Contributed photo.

Contributed photo.

Opinion: Why a worldwide pandemic is not the end of the world

Student submits op-ed piece describing her take on COVID-19

In times of uncertainty, it’s hard to look for a silver lining, especially when it feels like the world is ending. Thankfully, in these past few weeks, I’ve had a lot of time to sit, reflect and observe some of the beautiful ways our lives can be affected positively by a global pandemic.

I think it’s important to note that I am aware of the gravity of the current state of the world, and in no way am trying to diminish the severity of this topic, but rather shed some light to those who need it as we adjust to this new reality.

With the current state of self-isolation, quarantine and social distancing, I’ve started to recognize the way that people are finding the blue sky in their day to day lives through a time of such darkness.

Looking back, I don’t remember the last time my mom and I just sat down and talked. Like, really talked. No time restrictions with one of us saying, “I’ve got to be out of here in 20 minutes.” Yesterday, we talked over coffee about our lives, how we were, for what felt like forever. What I’ve started to see through all of this is the way that connections can be made, even with the people we thought we were connected to the most. Whether that be the family you’re stuck inside with, your community through hearts on the windows, or the rest of the world working in harmony rather than against one another.

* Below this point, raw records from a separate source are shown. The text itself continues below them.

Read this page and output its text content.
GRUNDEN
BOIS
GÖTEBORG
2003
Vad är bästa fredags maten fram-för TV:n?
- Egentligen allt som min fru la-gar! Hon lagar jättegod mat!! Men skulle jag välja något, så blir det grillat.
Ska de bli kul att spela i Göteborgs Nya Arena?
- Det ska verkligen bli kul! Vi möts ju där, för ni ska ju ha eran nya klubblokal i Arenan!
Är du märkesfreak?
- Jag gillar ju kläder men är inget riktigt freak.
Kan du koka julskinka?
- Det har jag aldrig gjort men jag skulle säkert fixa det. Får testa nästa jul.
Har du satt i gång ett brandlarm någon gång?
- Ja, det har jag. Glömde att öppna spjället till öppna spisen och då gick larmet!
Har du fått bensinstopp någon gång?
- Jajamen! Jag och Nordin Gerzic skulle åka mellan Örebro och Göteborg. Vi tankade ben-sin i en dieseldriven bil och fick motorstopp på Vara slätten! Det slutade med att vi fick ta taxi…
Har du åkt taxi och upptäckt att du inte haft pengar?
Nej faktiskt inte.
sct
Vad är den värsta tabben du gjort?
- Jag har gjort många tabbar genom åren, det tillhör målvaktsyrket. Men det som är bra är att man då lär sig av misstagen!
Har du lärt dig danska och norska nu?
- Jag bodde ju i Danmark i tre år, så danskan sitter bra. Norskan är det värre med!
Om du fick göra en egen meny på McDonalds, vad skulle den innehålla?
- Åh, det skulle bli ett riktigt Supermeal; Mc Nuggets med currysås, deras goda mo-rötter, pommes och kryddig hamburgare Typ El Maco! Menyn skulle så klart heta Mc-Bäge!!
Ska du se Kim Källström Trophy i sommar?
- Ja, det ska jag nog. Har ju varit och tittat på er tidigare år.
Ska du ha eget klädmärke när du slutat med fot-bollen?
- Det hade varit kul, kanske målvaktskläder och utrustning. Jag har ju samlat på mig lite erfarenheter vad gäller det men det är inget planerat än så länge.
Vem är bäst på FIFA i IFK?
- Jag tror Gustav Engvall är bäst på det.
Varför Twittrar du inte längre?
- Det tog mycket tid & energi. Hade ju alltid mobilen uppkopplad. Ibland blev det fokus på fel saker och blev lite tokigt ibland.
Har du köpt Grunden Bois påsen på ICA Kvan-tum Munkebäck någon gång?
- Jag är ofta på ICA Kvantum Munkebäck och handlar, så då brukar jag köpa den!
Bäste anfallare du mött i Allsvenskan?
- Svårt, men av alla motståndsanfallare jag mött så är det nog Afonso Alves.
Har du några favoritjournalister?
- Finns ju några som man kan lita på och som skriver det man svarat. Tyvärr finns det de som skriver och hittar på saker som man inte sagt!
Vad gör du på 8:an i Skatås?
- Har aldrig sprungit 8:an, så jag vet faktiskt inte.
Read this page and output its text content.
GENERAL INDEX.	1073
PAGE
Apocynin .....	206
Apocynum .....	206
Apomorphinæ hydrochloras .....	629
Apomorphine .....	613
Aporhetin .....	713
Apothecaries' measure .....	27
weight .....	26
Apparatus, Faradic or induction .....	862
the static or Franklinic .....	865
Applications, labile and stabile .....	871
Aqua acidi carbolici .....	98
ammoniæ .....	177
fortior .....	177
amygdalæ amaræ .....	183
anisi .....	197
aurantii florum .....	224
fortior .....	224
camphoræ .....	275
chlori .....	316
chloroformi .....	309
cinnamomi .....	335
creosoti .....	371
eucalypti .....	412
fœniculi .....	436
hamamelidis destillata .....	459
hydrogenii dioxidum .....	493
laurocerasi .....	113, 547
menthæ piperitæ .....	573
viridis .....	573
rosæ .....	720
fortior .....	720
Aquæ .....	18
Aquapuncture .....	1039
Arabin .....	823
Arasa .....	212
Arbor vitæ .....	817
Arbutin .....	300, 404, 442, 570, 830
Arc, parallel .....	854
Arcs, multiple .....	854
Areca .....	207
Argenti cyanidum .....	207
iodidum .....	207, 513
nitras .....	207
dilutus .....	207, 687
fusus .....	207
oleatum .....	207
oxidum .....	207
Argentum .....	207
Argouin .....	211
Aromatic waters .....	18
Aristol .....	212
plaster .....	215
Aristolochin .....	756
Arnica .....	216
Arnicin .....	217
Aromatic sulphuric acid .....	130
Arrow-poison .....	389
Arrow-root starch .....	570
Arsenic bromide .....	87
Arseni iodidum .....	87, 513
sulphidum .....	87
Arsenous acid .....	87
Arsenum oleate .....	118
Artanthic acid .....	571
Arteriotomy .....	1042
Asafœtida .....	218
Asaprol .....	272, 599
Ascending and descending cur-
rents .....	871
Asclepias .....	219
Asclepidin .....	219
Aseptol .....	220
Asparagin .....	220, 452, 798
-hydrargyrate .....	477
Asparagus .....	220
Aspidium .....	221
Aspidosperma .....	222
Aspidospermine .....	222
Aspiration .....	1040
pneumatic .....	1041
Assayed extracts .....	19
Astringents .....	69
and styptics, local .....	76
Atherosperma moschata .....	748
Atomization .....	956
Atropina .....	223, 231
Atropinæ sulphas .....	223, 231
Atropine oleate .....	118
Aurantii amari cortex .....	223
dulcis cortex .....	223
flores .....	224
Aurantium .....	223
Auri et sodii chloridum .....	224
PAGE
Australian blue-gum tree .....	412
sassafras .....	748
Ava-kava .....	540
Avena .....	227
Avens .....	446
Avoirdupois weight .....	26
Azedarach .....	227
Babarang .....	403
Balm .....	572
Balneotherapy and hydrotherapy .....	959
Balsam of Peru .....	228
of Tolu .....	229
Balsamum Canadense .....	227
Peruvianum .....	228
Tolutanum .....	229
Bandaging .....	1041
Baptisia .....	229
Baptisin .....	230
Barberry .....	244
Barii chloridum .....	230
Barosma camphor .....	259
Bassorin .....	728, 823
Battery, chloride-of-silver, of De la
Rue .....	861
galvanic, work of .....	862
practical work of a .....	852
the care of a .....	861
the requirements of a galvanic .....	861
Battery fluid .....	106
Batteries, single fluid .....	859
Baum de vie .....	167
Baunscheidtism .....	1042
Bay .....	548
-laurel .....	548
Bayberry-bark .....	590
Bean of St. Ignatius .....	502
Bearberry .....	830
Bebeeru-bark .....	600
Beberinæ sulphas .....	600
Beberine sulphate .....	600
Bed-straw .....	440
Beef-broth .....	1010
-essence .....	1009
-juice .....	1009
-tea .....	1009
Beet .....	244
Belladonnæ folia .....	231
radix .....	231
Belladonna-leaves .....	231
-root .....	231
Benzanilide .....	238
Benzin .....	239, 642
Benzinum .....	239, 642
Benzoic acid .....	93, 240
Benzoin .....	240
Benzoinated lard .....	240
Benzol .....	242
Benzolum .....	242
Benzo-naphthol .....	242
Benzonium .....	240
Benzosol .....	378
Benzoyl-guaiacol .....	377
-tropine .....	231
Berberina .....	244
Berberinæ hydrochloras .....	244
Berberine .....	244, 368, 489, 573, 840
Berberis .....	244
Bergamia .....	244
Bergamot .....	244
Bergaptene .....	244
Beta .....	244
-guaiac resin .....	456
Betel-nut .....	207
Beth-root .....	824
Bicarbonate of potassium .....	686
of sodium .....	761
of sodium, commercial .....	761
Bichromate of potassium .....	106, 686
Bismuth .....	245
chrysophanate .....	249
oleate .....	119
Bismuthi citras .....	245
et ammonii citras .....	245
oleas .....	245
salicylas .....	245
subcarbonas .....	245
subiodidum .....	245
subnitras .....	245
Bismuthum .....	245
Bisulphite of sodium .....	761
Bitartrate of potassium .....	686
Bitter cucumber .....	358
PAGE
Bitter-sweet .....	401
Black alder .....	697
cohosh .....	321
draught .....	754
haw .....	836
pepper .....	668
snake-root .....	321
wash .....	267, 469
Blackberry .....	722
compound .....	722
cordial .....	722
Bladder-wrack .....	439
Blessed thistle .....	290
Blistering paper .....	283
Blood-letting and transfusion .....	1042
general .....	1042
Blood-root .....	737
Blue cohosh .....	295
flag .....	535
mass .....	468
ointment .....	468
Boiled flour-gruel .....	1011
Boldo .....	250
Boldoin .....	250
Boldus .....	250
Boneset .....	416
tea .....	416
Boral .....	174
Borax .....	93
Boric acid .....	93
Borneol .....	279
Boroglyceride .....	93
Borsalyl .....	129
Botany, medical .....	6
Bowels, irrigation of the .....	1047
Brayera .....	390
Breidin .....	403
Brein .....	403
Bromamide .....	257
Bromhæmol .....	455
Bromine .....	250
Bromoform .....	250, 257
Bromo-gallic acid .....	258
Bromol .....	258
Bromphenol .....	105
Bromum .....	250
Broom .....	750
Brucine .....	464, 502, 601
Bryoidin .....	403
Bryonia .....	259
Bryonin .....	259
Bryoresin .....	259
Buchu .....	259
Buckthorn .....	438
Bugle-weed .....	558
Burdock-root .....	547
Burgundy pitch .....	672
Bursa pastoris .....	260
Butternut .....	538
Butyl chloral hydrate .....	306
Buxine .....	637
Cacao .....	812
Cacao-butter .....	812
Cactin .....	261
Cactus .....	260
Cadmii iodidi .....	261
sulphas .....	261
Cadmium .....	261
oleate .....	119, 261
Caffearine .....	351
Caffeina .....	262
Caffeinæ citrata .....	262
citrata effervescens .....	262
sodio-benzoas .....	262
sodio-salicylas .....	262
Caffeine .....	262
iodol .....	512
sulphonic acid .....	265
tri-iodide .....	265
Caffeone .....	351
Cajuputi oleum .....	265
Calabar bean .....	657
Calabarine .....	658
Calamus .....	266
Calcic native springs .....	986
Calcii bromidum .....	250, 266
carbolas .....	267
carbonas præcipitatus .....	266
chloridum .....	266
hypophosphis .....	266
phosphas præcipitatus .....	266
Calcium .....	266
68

I feel like we’re at a standpoint where the way the world works is changing, and we’re all finally finding the time slow down. Maybe with some time away from work or school, you finally have the time to read that book that you’ve had sitting on your shelf for months, or call your friend and see how they’re doing, just because you have a spare moment in your day. Perhaps this is the time for you to discover what your hobbies are, to find a new thing that genuinely makes you happy. And now, you might have time to make a proper dinner for you and your loved ones, without the worry of bedtimes and homework looming over your heads. Go for a walk; re-pot your plants and give them love; clean out that drawer like you’ve been saying you would for the past year. Appreciate those who put their lives at risk to save ours. Appreciate working-class people who go out every day to make our lives easier. Appreciate those around you while they’re still around.

Uncertain times can be scary, and you may feel like everything is out of your control. Even though we have a lot of unknowns that lay ahead of us, now, more than ever, it’s essential to step back, appreciate the little things we can rely on, and indulge in a positive mindset.

The sense of community is larger than ever as we are learning how to support one another in a new way.

Reach out to those who may need a little extra love. Optimism will help us get through this.

Madison James is a third-year English student pursuing a minor in Professional Communications at the University of Victoria. She was born and raised in Vernon, B.C. In lieu of COVID-19, she is finishing her year in the Okanagan surrounded by loved ones. This opinion piece is an assignment for her Print Genres for Professional Writing course.